Gage Timothy B
University at Albany-SUNY, Albany, New York 12222, USA.
Am J Hum Biol. 2002 Nov-Dec;14(6):728-34. doi: 10.1002/ajhb.10089.
Researchers have traditionally employed Gaussian distributions to model quantitative biological traits. Recently, mixtures of Gaussian distributions have begun to be used as well. However, there are many alternatives to the Gaussian distribution. From a theoretical perspective, the lognormal distribution is as applicable as the Gaussian (both are justified on the basis of the Central Limit Theorem). Here, the utility of mixtures of Gaussians and lognormals for describing birthweight and gestational age distributions are compared. This is carried out within the context of the hybrid-lognormal distribution, in which the Gaussian and lognormal are special cases. The data consists of African American births (1985-1988) and European American births (1988) in the state of New York.
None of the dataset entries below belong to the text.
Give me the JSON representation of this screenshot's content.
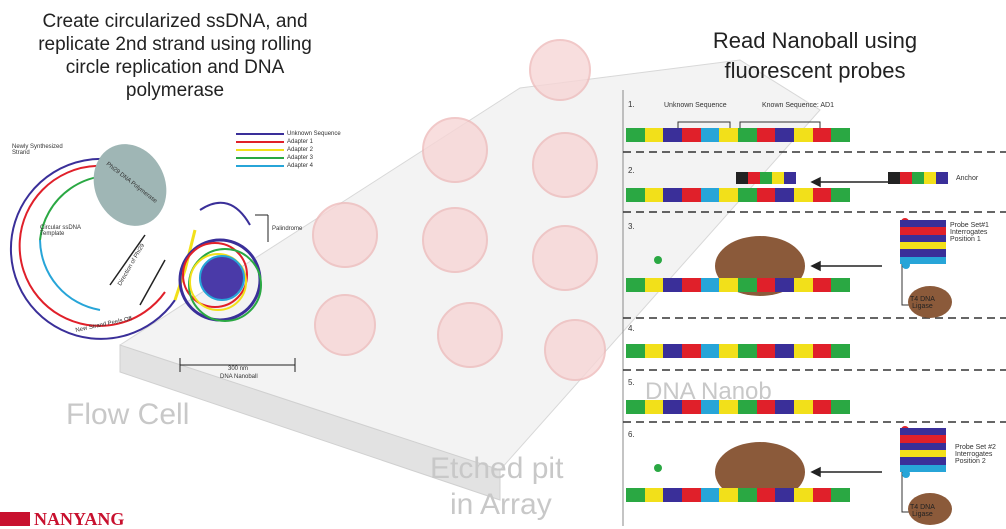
{
  "left_caption": [
    "Create circularized ssDNA, and",
    "replicate 2nd strand using rolling",
    "circle replication and DNA",
    "polymerase"
  ],
  "right_caption": [
    "Read Nanoball using",
    "fluorescent probes"
  ],
  "rca": {
    "newly_synthesized": [
      "Newly Synthesized",
      "Strand"
    ],
    "polymerase": "Phi29 DNA Polymerase",
    "circular_template": [
      "Circular ssDNA",
      "Template"
    ],
    "direction": "Direction of Phi29",
    "peels_off": "New Strand Peels Off",
    "palindrome": "Palindrome",
    "scale": "300 nm",
    "nanoball": "DNA Nanoball",
    "legend": [
      {
        "label": "Unknown Sequence",
        "color": "#3a2f99"
      },
      {
        "label": "Adapter 1",
        "color": "#e0202a"
      },
      {
        "label": "Adapter 2",
        "color": "#f2e01a"
      },
      {
        "label": "Adapter 3",
        "color": "#2aa843"
      },
      {
        "label": "Adapter 4",
        "color": "#27a5d8"
      }
    ]
  },
  "flow_cell": {
    "label": "Flow Cell",
    "pit": [
      "Etched pit",
      "in Array"
    ],
    "faint": "DNA Nanob"
  },
  "probes": {
    "steps": [
      "1.",
      "2.",
      "3.",
      "4.",
      "5.",
      "6."
    ],
    "unknown": "Unknown Sequence",
    "known": "Known Sequence: AD1",
    "anchor": "Anchor",
    "probe1": [
      "Probe Set#1",
      "Interrogates",
      "Position 1"
    ],
    "probe2": [
      "Probe Set #2",
      "Interrogates",
      "Position 2"
    ],
    "ligase": [
      "T4 DNA",
      "Ligase"
    ]
  },
  "logo": "NANYANG"
}
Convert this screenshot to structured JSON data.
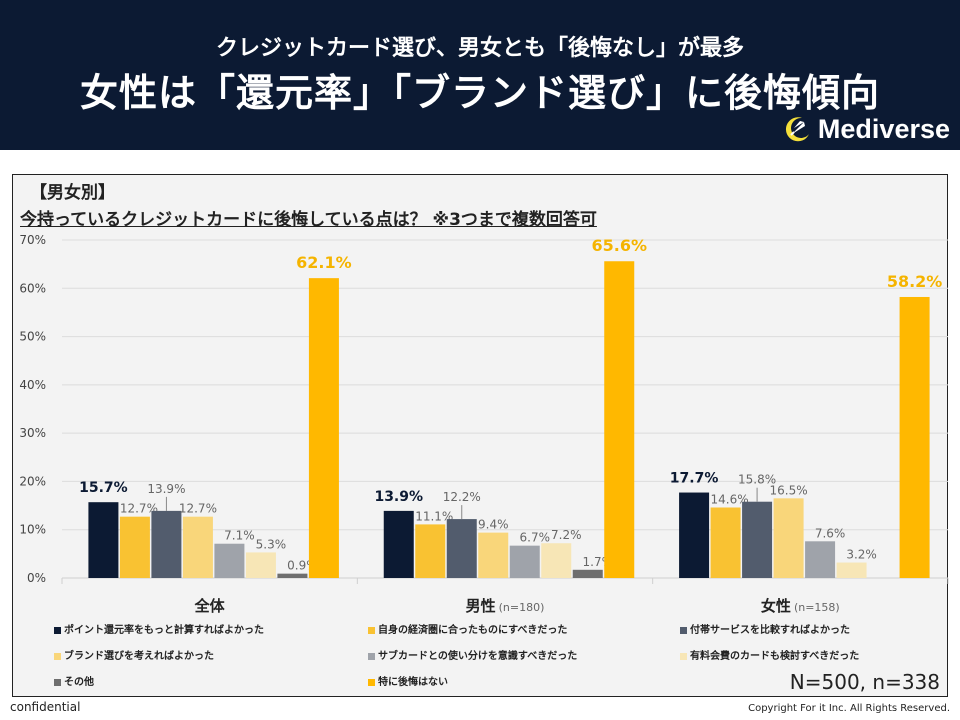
{
  "header": {
    "subtitle": "クレジットカード選び、男女とも「後悔なし」が最多",
    "title": "女性は「還元率」「ブランド選び」に後悔傾向",
    "logo_text": "Mediverse",
    "logo_icon": "rocket-moon-icon"
  },
  "panel": {
    "section_label": "【男女別】",
    "question": "今持っているクレジットカードに後悔している点は？ ※3つまで複数回答可",
    "sample_note": "N=500, n=338"
  },
  "footer": {
    "confidential": "confidential",
    "copyright": "Copyright For it Inc. All Rights Reserved."
  },
  "colors": {
    "header_bg": "#0c1a33",
    "highlight": "#ffb800"
  },
  "chart_data": {
    "type": "bar",
    "title": "今持っているクレジットカードに後悔している点は？ ※3つまで複数回答可",
    "xlabel": "",
    "ylabel": "",
    "ylim": [
      0,
      70
    ],
    "yticks": [
      "0%",
      "10%",
      "20%",
      "30%",
      "40%",
      "50%",
      "60%",
      "70%"
    ],
    "grid": true,
    "legend_position": "bottom",
    "categories": [
      {
        "label": "全体",
        "n": ""
      },
      {
        "label": "男性",
        "n": "(n=180)"
      },
      {
        "label": "女性",
        "n": "(n=158)"
      }
    ],
    "series": [
      {
        "name": "ポイント還元率をもっと計算すればよかった",
        "color": "#0c1a33",
        "values": [
          15.7,
          13.9,
          17.7
        ],
        "labels": [
          "15.7%",
          "13.9%",
          "17.7%"
        ],
        "emphasis": "bold-dark"
      },
      {
        "name": "自身の経済圏に合ったものにすべきだった",
        "color": "#f9c232",
        "values": [
          12.7,
          11.1,
          14.6
        ],
        "labels": [
          "12.7%",
          "11.1%",
          "14.6%"
        ]
      },
      {
        "name": "付帯サービスを比較すればよかった",
        "color": "#525c6d",
        "values": [
          13.9,
          12.2,
          15.8
        ],
        "labels": [
          "13.9%",
          "12.2%",
          "15.8%"
        ]
      },
      {
        "name": "ブランド選びを考えればよかった",
        "color": "#f9d67a",
        "values": [
          12.7,
          9.4,
          16.5
        ],
        "labels": [
          "12.7%",
          "9.4%",
          "16.5%"
        ]
      },
      {
        "name": "サブカードとの使い分けを意識すべきだった",
        "color": "#9fa3aa",
        "values": [
          7.1,
          6.7,
          7.6
        ],
        "labels": [
          "7.1%",
          "6.7%",
          "7.6%"
        ]
      },
      {
        "name": "有料会費のカードも検討すべきだった",
        "color": "#f7e6b6",
        "values": [
          5.3,
          7.2,
          3.2
        ],
        "labels": [
          "5.3%",
          "7.2%",
          "3.2%"
        ]
      },
      {
        "name": "その他",
        "color": "#6e6e6e",
        "values": [
          0.9,
          1.7,
          0
        ],
        "labels": [
          "0.9%",
          "1.7%",
          ""
        ]
      },
      {
        "name": "特に後悔はない",
        "color": "#ffb800",
        "values": [
          62.1,
          65.6,
          58.2
        ],
        "labels": [
          "62.1%",
          "65.6%",
          "58.2%"
        ],
        "emphasis": "bold-highlight"
      }
    ]
  }
}
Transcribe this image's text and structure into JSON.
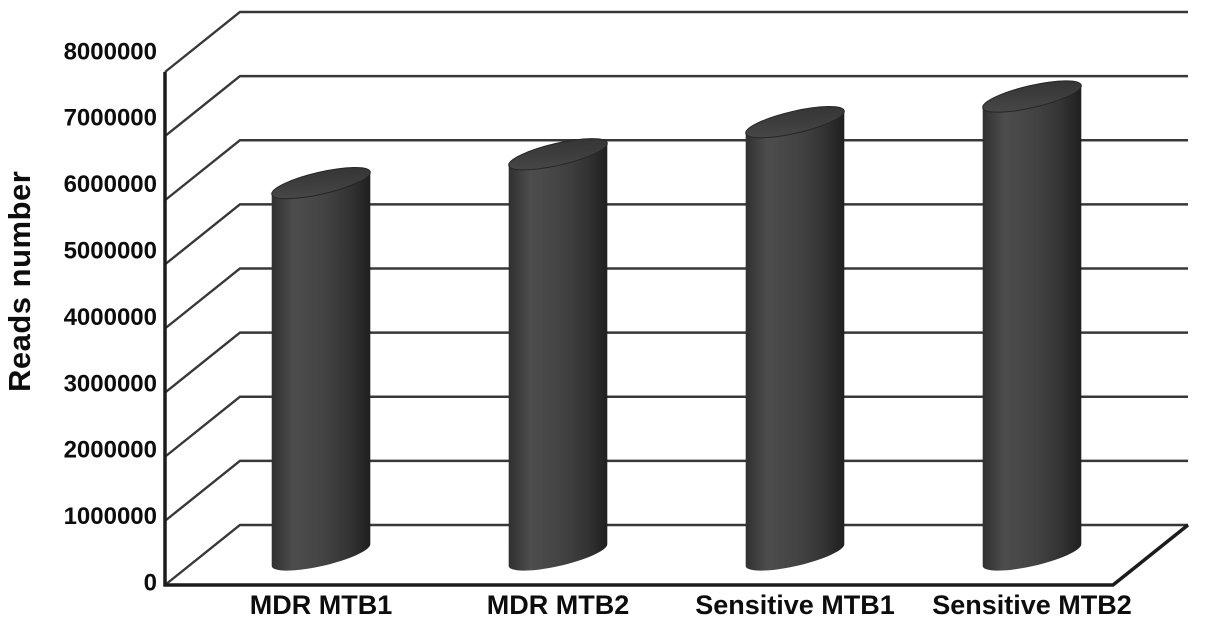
{
  "figure": {
    "background": "#ffffff"
  },
  "chart_data": {
    "type": "bar",
    "style": "3d-cylinder",
    "title": "",
    "xlabel": "",
    "ylabel": "Reads number",
    "categories": [
      "MDR MTB1",
      "MDR MTB2",
      "Sensitive MTB1",
      "Sensitive MTB2"
    ],
    "values": [
      5800000,
      6250000,
      6750000,
      7150000
    ],
    "ylim": [
      0,
      8000000
    ],
    "yticks": [
      0,
      1000000,
      2000000,
      3000000,
      4000000,
      5000000,
      6000000,
      7000000,
      8000000
    ],
    "ytick_labels": [
      "0",
      "1000000",
      "2000000",
      "3000000",
      "4000000",
      "5000000",
      "6000000",
      "7000000",
      "8000000"
    ],
    "grid": true,
    "legend": false,
    "colors": {
      "background": "#ffffff",
      "text": "#0d0d0d",
      "gridline": "#383838",
      "axis": "#1c1c1c",
      "bar_edge_left": "#303030",
      "bar_highlight": "#4d4d4d",
      "bar_mid": "#424242",
      "bar_edge_right": "#1f1f1f",
      "bar_top_light": "#4b4b4b",
      "bar_top_dark": "#323232",
      "bar_top_rim": "#262626"
    }
  }
}
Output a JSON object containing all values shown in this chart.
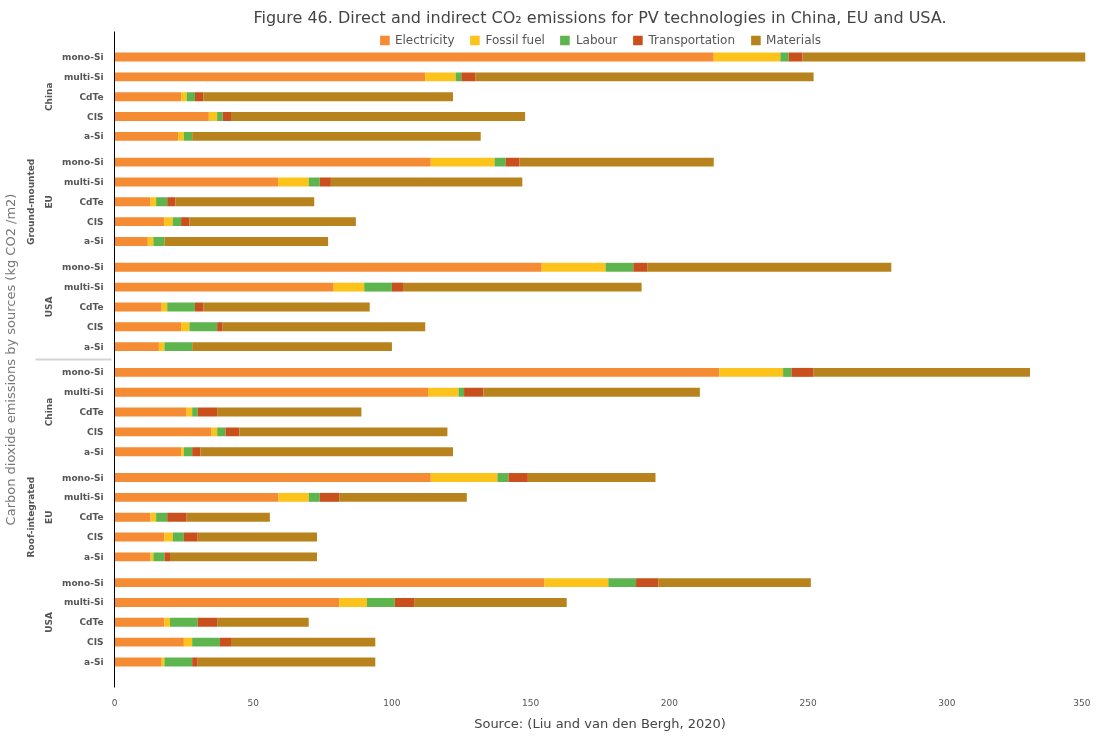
{
  "chart_data": {
    "type": "bar",
    "orientation": "horizontal",
    "stacked": true,
    "title": "Figure 46. Direct and indirect CO₂ emissions for PV technologies in China, EU and USA.",
    "ylabel": "Carbon dioxide emissions by sources (kg CO2 /m2)",
    "categories": [
      "mono-Si",
      "multi-Si",
      "CdTe",
      "CIS",
      "a-Si",
      "mono-Si",
      "multi-Si",
      "CdTe",
      "CIS",
      "a-Si",
      "mono-Si",
      "multi-Si",
      "CdTe",
      "CIS",
      "a-Si",
      "mono-Si",
      "multi-Si",
      "CdTe",
      "CIS",
      "a-Si",
      "mono-Si",
      "multi-Si",
      "CdTe",
      "CIS",
      "a-Si",
      "mono-Si",
      "multi-Si",
      "CdTe",
      "CIS",
      "a-Si"
    ],
    "series": [
      {
        "name": "Electricity",
        "color": "#f58b32",
        "values": [
          216,
          112,
          24,
          34,
          23,
          114,
          59,
          13,
          18,
          12,
          154,
          79,
          17,
          24,
          16,
          218,
          113,
          26,
          35,
          24,
          114,
          59,
          13,
          18,
          13,
          155,
          81,
          18,
          25,
          17
        ]
      },
      {
        "name": "Fossil fuel",
        "color": "#fcc41a",
        "values": [
          24,
          11,
          2,
          3,
          2,
          23,
          11,
          2,
          3,
          2,
          23,
          11,
          2,
          3,
          2,
          23,
          11,
          2,
          2,
          1,
          24,
          11,
          2,
          3,
          1,
          23,
          10,
          2,
          3,
          1
        ]
      },
      {
        "name": "Labour",
        "color": "#5fb54d",
        "values": [
          3,
          2,
          3,
          2,
          3,
          4,
          4,
          4,
          3,
          4,
          10,
          10,
          10,
          10,
          10,
          3,
          2,
          2,
          3,
          3,
          4,
          4,
          4,
          4,
          4,
          10,
          10,
          10,
          10,
          10
        ]
      },
      {
        "name": "Transportation",
        "color": "#c9501c",
        "values": [
          5,
          5,
          3,
          3,
          0,
          5,
          4,
          3,
          3,
          0,
          5,
          4,
          3,
          2,
          0,
          8,
          7,
          7,
          5,
          3,
          7,
          7,
          7,
          5,
          2,
          8,
          7,
          7,
          4,
          2
        ]
      },
      {
        "name": "Materials",
        "color": "#b8821c",
        "values": [
          102,
          122,
          90,
          106,
          104,
          70,
          69,
          50,
          60,
          59,
          88,
          86,
          60,
          73,
          72,
          78,
          78,
          52,
          75,
          91,
          46,
          46,
          30,
          43,
          53,
          55,
          55,
          33,
          52,
          64
        ]
      }
    ],
    "xlim": [
      0,
      350
    ],
    "xticks": [
      0,
      50,
      100,
      150,
      200,
      250,
      300,
      350
    ],
    "grid": false,
    "legend": "top",
    "annotations": [
      "Ground-mounted",
      "China",
      "EU",
      "USA",
      "Roof-integrated",
      "China",
      "EU",
      "USA",
      "Source: (Liu and van den Bergh, 2020)"
    ]
  }
}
The results suggest that of the conventional distributions, a mixture of two Gaussians generally provides the best fit to birthweight and gestational age. However, in the case of birthweight a two-component hybrid-lognormal fits better than any of the simpler models. This may be due to a feature of the hybrid-lognormal distribution that can be interpreted as maternal constraints on fetal development.
传统上,研究人员采用高斯分布对定量生物学特征进行建模。近来,高斯分布的混合模型也开始得到应用。然而,高斯分布存在许多替代方案。从理论角度来看,对数正态分布与高斯分布同样适用(二者均基于中心极限定理得到论证)。在此,我们比较了高斯混合模型和对数正态混合模型在描述出生体重和孕周分布方面的效用。这是在混合对数正态分布的背景下进行的,其中高斯分布和对数正态分布均为特殊情况。数据包括纽约州非裔美国人的出生情况(1985 - 1988年)以及欧裔美国人的出生情况(1988年)。结果表明,在传统分布中,两个高斯分布的混合模型通常对出生体重和孕周的拟合效果最佳。然而,就出生体重而言,双组分混合对数正态模型的拟合效果优于任何更简单的模型。这可能是由于混合对数正态分布的一个特征,该特征可解释为母亲对胎儿发育的限制。